Politics
Rewarding Rejectionism
A new book by two former peace processors makes clear that statehood was never the goal of the Palestinian cause.

A review of Tomorrow Is Yesterday: Life, Death, and the Pursuit of Peace in Israel/Palestine by Hussein Agha and Robert Malley; 272 pages; Farrar, Straus and Giroux (September 2025)
Hussein Agha and Robert Malley’s new book about the failures of Israeli–Palestinian peacemaking is many things at once. It is a historical exegesis, a memoir—two memoirs, actually—a work of diplomatic theory, a lament, and a muted, if fervent, call to action. It is ostensibly a work of sober realism, but one that suffers from illusions of its own. It has some predictable villains and a consistent, if accidental, diagnosis of what sustains this conflict and prevents a peaceful outcome, all shot through with two improbable life stories of passion and politics in the shadow of American power and decades of Arab political failure.
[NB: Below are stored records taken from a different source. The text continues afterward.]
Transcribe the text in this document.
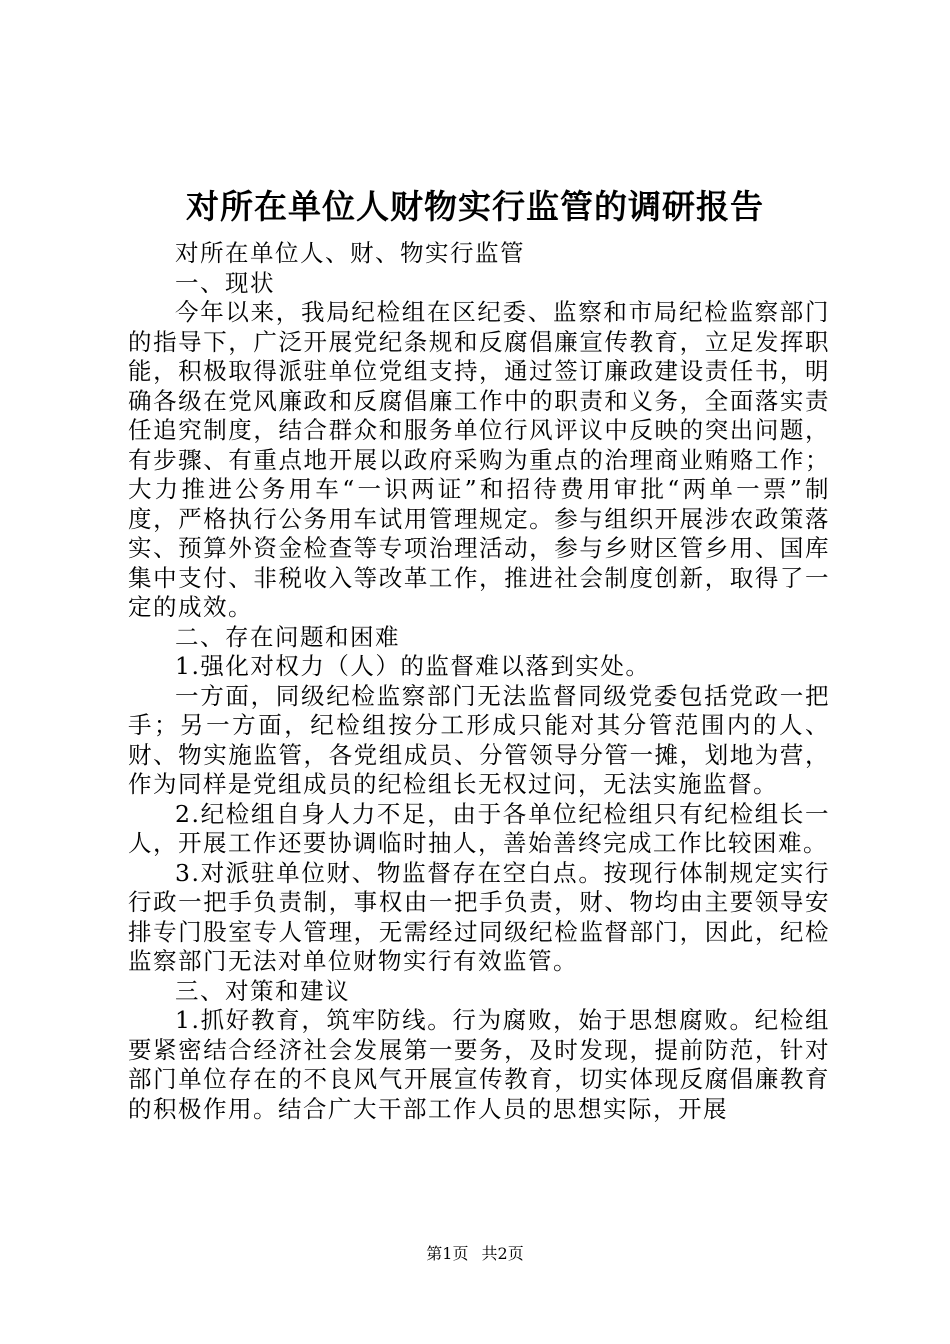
对所在单位人财物实行监管的调研报告

对所在单位人、财、物实行监管

一、现状

今年以来，我局纪检组在区纪委、监察和市局纪检监察部门的指导下，广泛开展党纪条规和反腐倡廉宣传教育，立足发挥职能，积极取得派驻单位党组支持，通过签订廉政建设责任书，明确各级在党风廉政和反腐倡廉工作中的职责和义务，全面落实责任追究制度，结合群众和服务单位行风评议中反映的突出问题，有步骤、有重点地开展以政府采购为重点的治理商业贿赂工作；大力推进公务用车“一识两证”和招待费用审批“两单一票”制度，严格执行公务用车试用管理规定。参与组织开展涉农政策落实、预算外资金检查等专项治理活动，参与乡财区管乡用、国库集中支付、非税收入等改革工作，推进社会制度创新，取得了一定的成效。

二、存在问题和困难

1.强化对权力（人）的监督难以落到实处。

一方面，同级纪检监察部门无法监督同级党委包括党政一把手；另一方面，纪检组按分工形成只能对其分管范围内的人、财、物实施监管，各党组成员、分管领导分管一摊，划地为营，作为同样是党组成员的纪检组长无权过问，无法实施监督。

2.纪检组自身人力不足，由于各单位纪检组只有纪检组长一人，开展工作还要协调临时抽人，善始善终完成工作比较困难。

3.对派驻单位财、物监督存在空白点。按现行体制规定实行行政一把手负责制，事权由一把手负责，财、物均由主要领导安排专门股室专人管理，无需经过同级纪检监督部门，因此，纪检监察部门无法对单位财物实行有效监管。

三、对策和建议

1.抓好教育，筑牢防线。行为腐败，始于思想腐败。纪检组要紧密结合经济社会发展第一要务，及时发现，提前防范，针对部门单位存在的不良风气开展宣传教育，切实体现反腐倡廉教育的积极作用。结合广大干部工作人员的思想实际，开展

第1页 共2页
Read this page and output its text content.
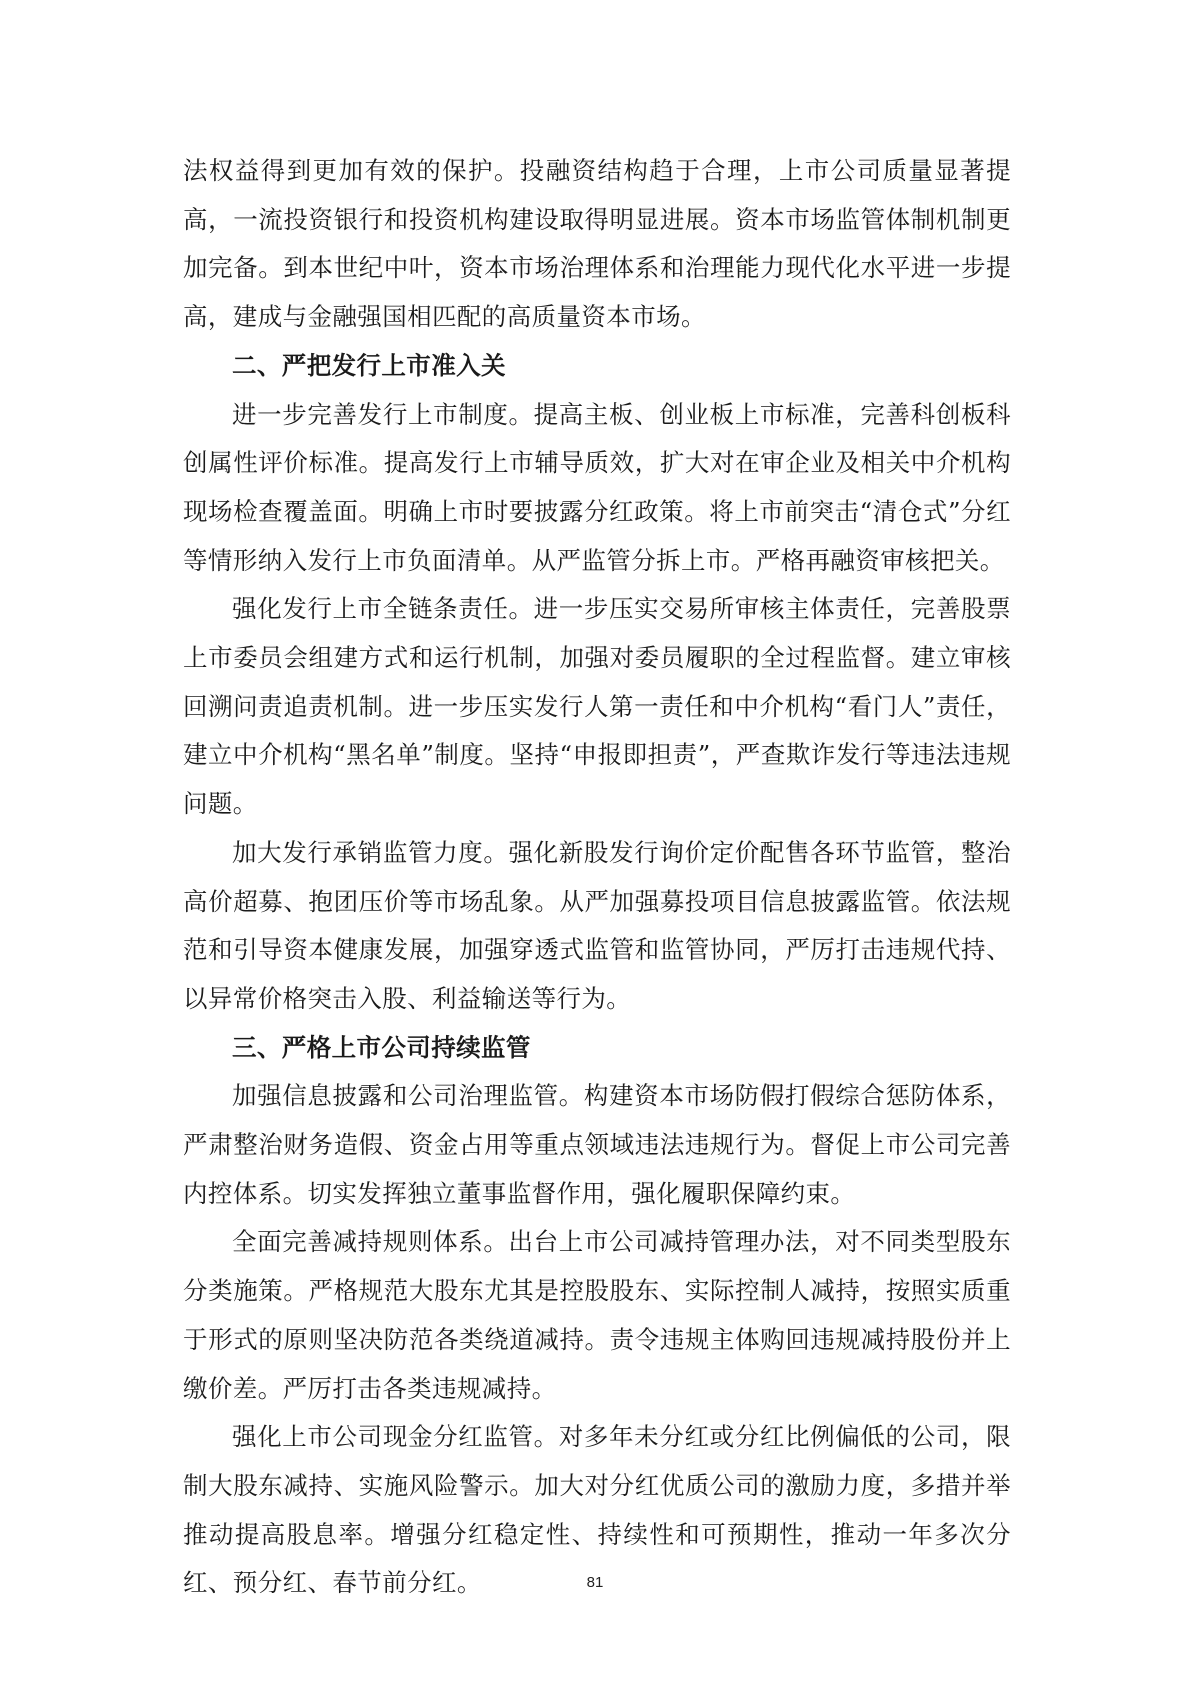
法权益得到更加有效的保护。投融资结构趋于合理，上市公司质量显著提高，一流投资银行和投资机构建设取得明显进展。资本市场监管体制机制更加完备。到本世纪中叶，资本市场治理体系和治理能力现代化水平进一步提高，建成与金融强国相匹配的高质量资本市场。

二、严把发行上市准入关

进一步完善发行上市制度。提高主板、创业板上市标准，完善科创板科创属性评价标准。提高发行上市辅导质效，扩大对在审企业及相关中介机构现场检查覆盖面。明确上市时要披露分红政策。将上市前突击“清仓式”分红等情形纳入发行上市负面清单。从严监管分拆上市。严格再融资审核把关。

强化发行上市全链条责任。进一步压实交易所审核主体责任，完善股票上市委员会组建方式和运行机制，加强对委员履职的全过程监督。建立审核回溯问责追责机制。进一步压实发行人第一责任和中介机构“看门人”责任，建立中介机构“黑名单”制度。坚持“申报即担责”，严查欺诈发行等违法违规问题。

加大发行承销监管力度。强化新股发行询价定价配售各环节监管，整治高价超募、抱团压价等市场乱象。从严加强募投项目信息披露监管。依法规范和引导资本健康发展，加强穿透式监管和监管协同，严厉打击违规代持、以异常价格突击入股、利益输送等行为。

三、严格上市公司持续监管

加强信息披露和公司治理监管。构建资本市场防假打假综合惩防体系，严肃整治财务造假、资金占用等重点领域违法违规行为。督促上市公司完善内控体系。切实发挥独立董事监督作用，强化履职保障约束。

全面完善减持规则体系。出台上市公司减持管理办法，对不同类型股东分类施策。严格规范大股东尤其是控股股东、实际控制人减持，按照实质重于形式的原则坚决防范各类绕道减持。责令违规主体购回违规减持股份并上缴价差。严厉打击各类违规减持。

强化上市公司现金分红监管。对多年未分红或分红比例偏低的公司，限制大股东减持、实施风险警示。加大对分红优质公司的激励力度，多措并举推动提高股息率。增强分红稳定性、持续性和可预期性，推动一年多次分红、预分红、春节前分红。	81
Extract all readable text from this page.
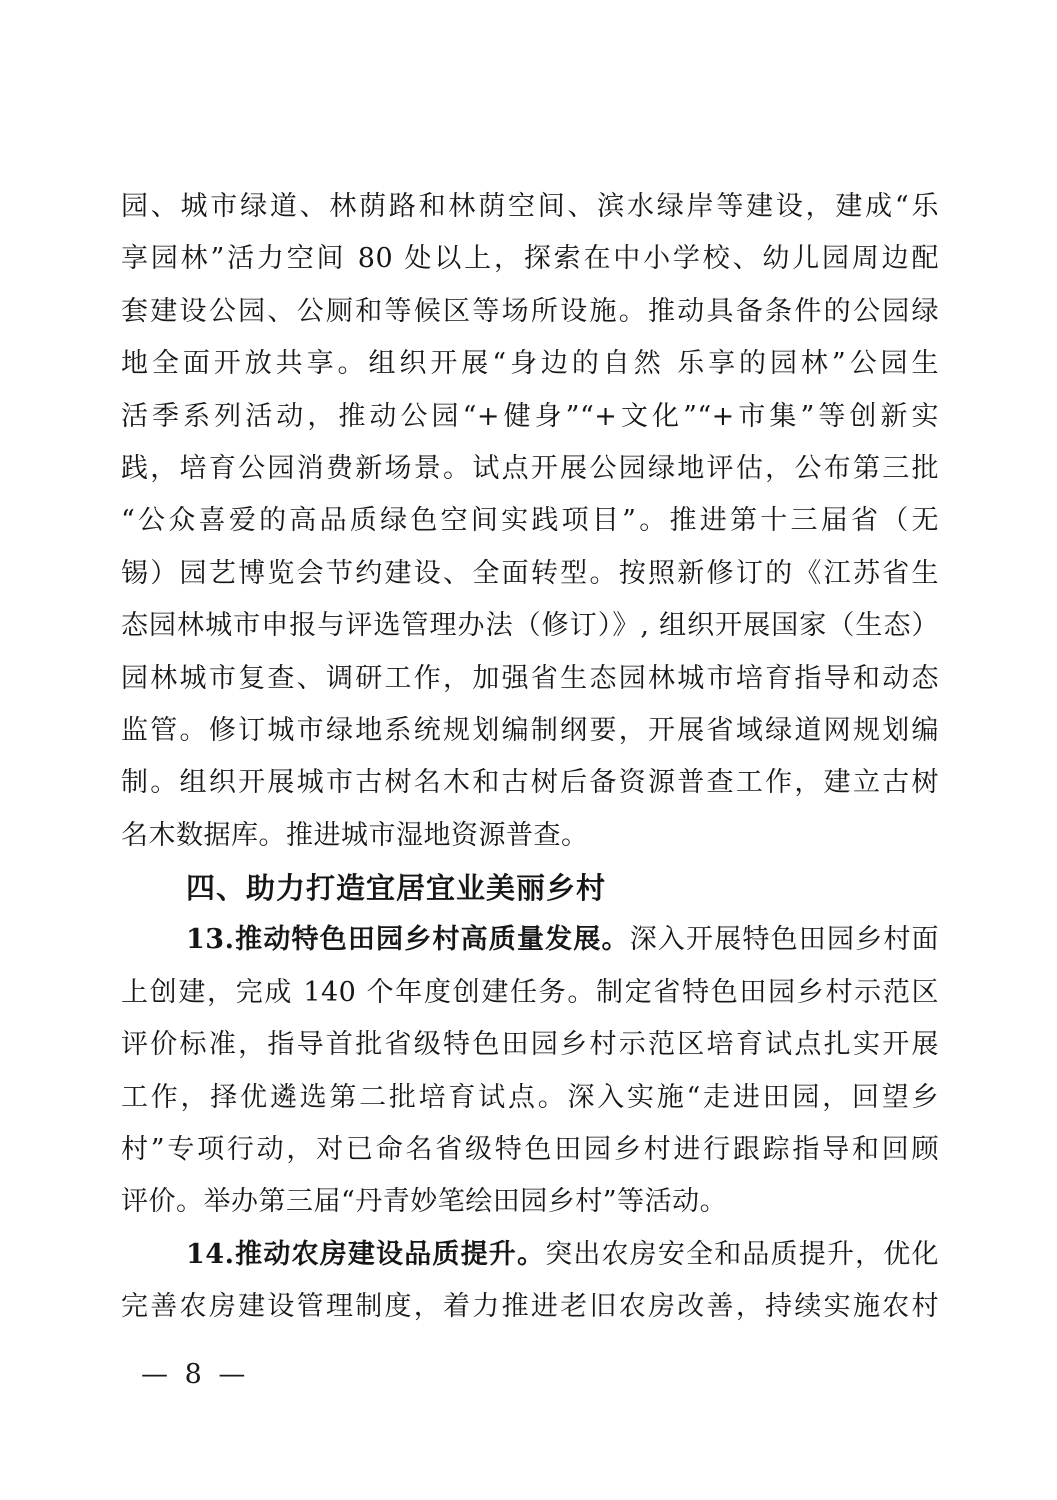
园、城市绿道、林荫路和林荫空间、滨水绿岸等建设，建成“乐
享园林”活力空间 80 处以上，探索在中小学校、幼儿园周边配
套建设公园、公厕和等候区等场所设施。推动具备条件的公园绿
地全面开放共享。组织开展“身边的自然 乐享的园林”公园生
活季系列活动，推动公园“+健身”“+文化”“+市集”等创新实
践，培育公园消费新场景。试点开展公园绿地评估，公布第三批
“公众喜爱的高品质绿色空间实践项目”。推进第十三届省（无
锡）园艺博览会节约建设、全面转型。按照新修订的《江苏省生
态园林城市申报与评选管理办法（修订）》, 组织开展国家（生态）
园林城市复查、调研工作，加强省生态园林城市培育指导和动态
监管。修订城市绿地系统规划编制纲要，开展省域绿道网规划编
制。组织开展城市古树名木和古树后备资源普查工作，建立古树
名木数据库。推进城市湿地资源普查。
四、助力打造宜居宜业美丽乡村
13.推动特色田园乡村高质量发展。深入开展特色田园乡村面
上创建，完成 140 个年度创建任务。制定省特色田园乡村示范区
评价标准，指导首批省级特色田园乡村示范区培育试点扎实开展
工作，择优遴选第二批培育试点。深入实施“走进田园，回望乡
村”专项行动，对已命名省级特色田园乡村进行跟踪指导和回顾
评价。举办第三届“丹青妙笔绘田园乡村”等活动。
14.推动农房建设品质提升。突出农房安全和品质提升，优化
完善农房建设管理制度，着力推进老旧农房改善，持续实施农村
— 8 —
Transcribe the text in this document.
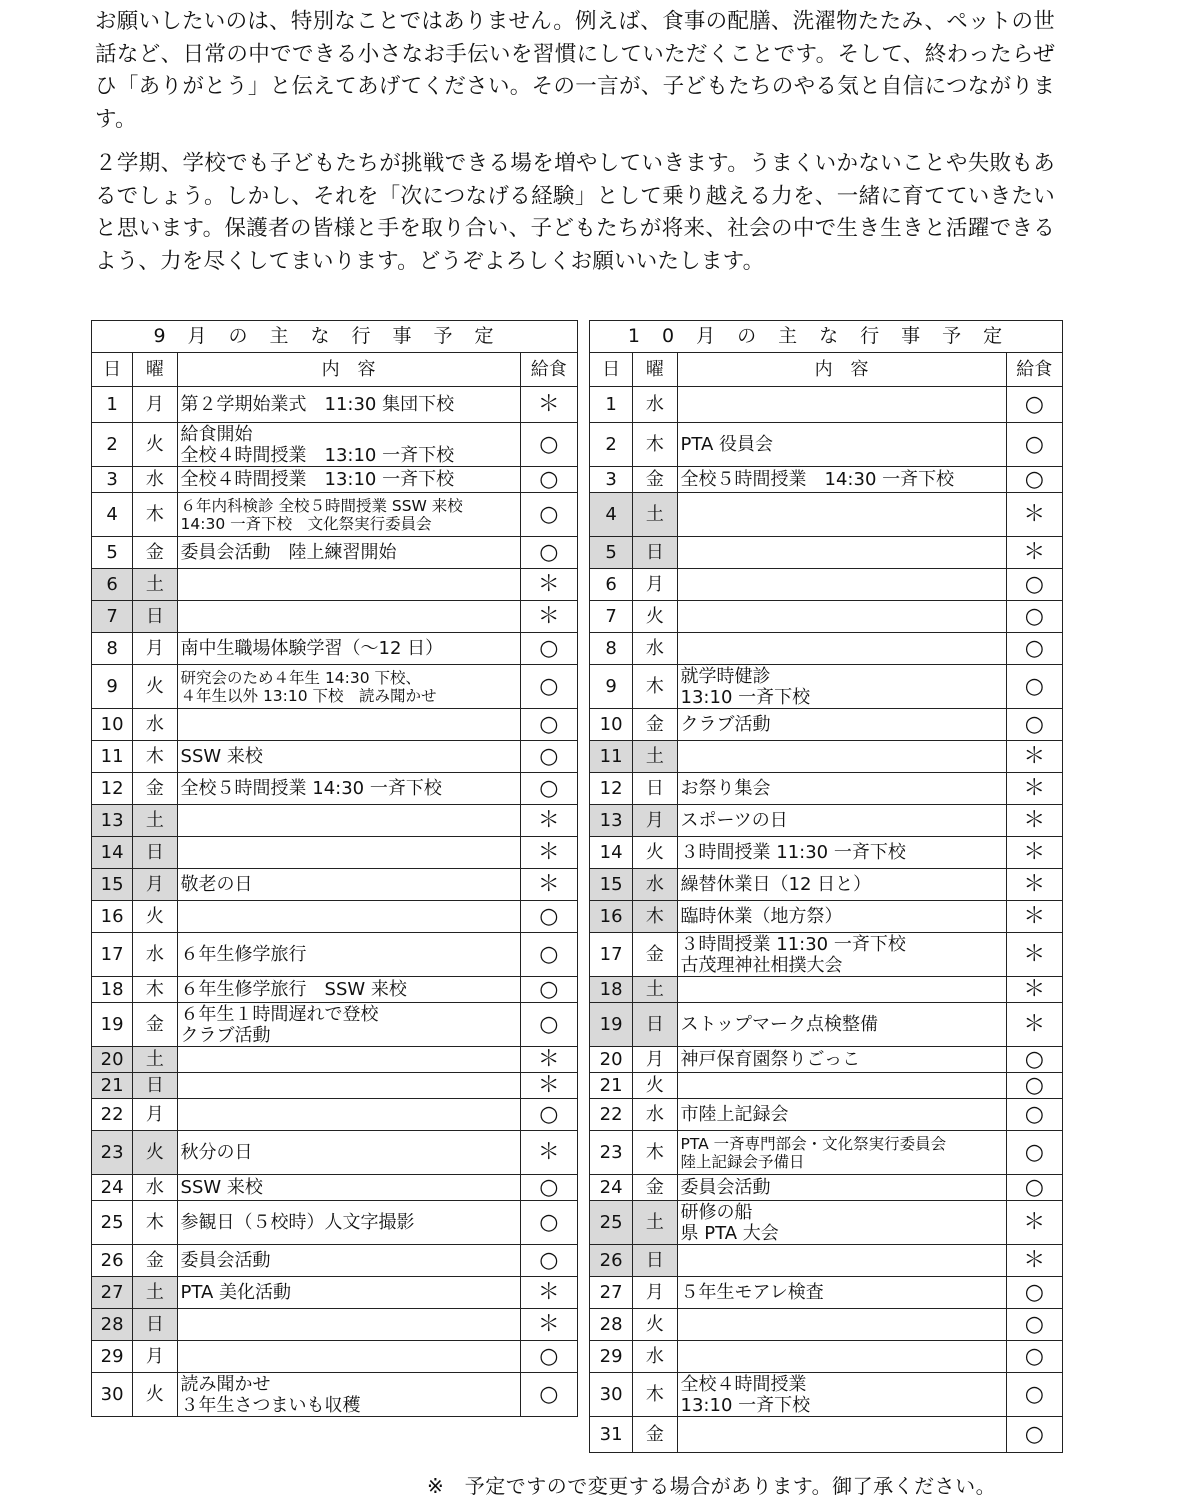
お願いしたいのは、特別なことではありません。例えば、食事の配膳、洗濯物たたみ、ペットの世話など、日常の中でできる小さなお手伝いを習慣にしていただくことです。そして、終わったらぜひ「ありがとう」と伝えてあげてください。その一言が、子どもたちのやる気と自信につながります。

２学期、学校でも子どもたちが挑戦できる場を増やしていきます。うまくいかないことや失敗もあるでしょう。しかし、それを「次につなげる経験」として乗り越える力を、一緒に育てていきたいと思います。保護者の皆様と手を取り合い、子どもたちが将来、社会の中で生き生きと活躍できるよう、力を尽くしてまいります。どうぞよろしくお願いいたします。

9月の主な行事予定			
日	曜	内　容	給食
1	月	第２学期始業式　11:30 集団下校	＊
2	火	給食開始
全校４時間授業　13:10 一斉下校	○
3	水	全校４時間授業　13:10 一斉下校	○
4	木	６年内科検診 全校５時間授業 SSW 来校
14:30 一斉下校　文化祭実行委員会	○
5	金	委員会活動　陸上練習開始	○
6	土		＊
7	日		＊
8	月	南中生職場体験学習（～12 日）	○
9	火	研究会のため４年生 14:30 下校、
４年生以外 13:10 下校　読み聞かせ	○
10	水		○
11	木	SSW 来校	○
12	金	全校５時間授業 14:30 一斉下校	○
13	土		＊
14	日		＊
15	月	敬老の日	＊
16	火		○
17	水	６年生修学旅行	○
18	木	６年生修学旅行　SSW 来校	○
19	金	６年生１時間遅れで登校
クラブ活動	○
20	土		＊
21	日		＊
22	月		○
23	火	秋分の日	＊
24	水	SSW 来校	○
25	木	参観日（５校時）人文字撮影	○
26	金	委員会活動	○
27	土	PTA 美化活動	＊
28	日		＊
29	月		○
30	火	読み聞かせ
３年生さつまいも収穫	○
10月の主な行事予定			
日	曜	内　容	給食
1	水		○
2	木	PTA 役員会	○
3	金	全校５時間授業　14:30 一斉下校	○
4	土		＊
5	日		＊
6	月		○
7	火		○
8	水		○
9	木	就学時健診
13:10 一斉下校	○
10	金	クラブ活動	○
11	土		＊
12	日	お祭り集会	＊
13	月	スポーツの日	＊
14	火	３時間授業 11:30 一斉下校	＊
15	水	繰替休業日（12 日と）	＊
16	木	臨時休業（地方祭）	＊
17	金	３時間授業 11:30 一斉下校
古茂理神社相撲大会	＊
18	土		＊
19	日	ストップマーク点検整備	＊
20	月	神戸保育園祭りごっこ	○
21	火		○
22	水	市陸上記録会	○
23	木	PTA 一斉専門部会・文化祭実行委員会
陸上記録会予備日	○
24	金	委員会活動	○
25	土	研修の船
県 PTA 大会	＊
26	日		＊
27	月	５年生モアレ検査	○
28	火		○
29	水		○
30	木	全校４時間授業
13:10 一斉下校	○
31	金		○
※　予定ですので変更する場合があります。御了承ください。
Bildungsroman in Three Acts
The personal stories are engrossing and well-told, which is not an easy task for a book by two authors, and each is written as a Bildungsroman in three acts. The orthodox anti-Zionism and anti-Americanism of youth turns into the peace processing in middle age, which wizens into a mature sobriety that reluctantly rejects two states as a feasible solution to the problem of Palestine.
Both men are non-Palestinians who were drawn to the Palestinian cause early in life, and they describe formative moments of ideological ardour in the shadow of fathers and father figures—most notably the maddening individual who personified the Palestinian cause from the 1960s until his death in 2004. Fascination and disappointment with Yasser Arafat loom large in their narrative—he appears as a befuddled fabulist and fantasist, whose frequent liberties with the truth are by turns charming and exasperating.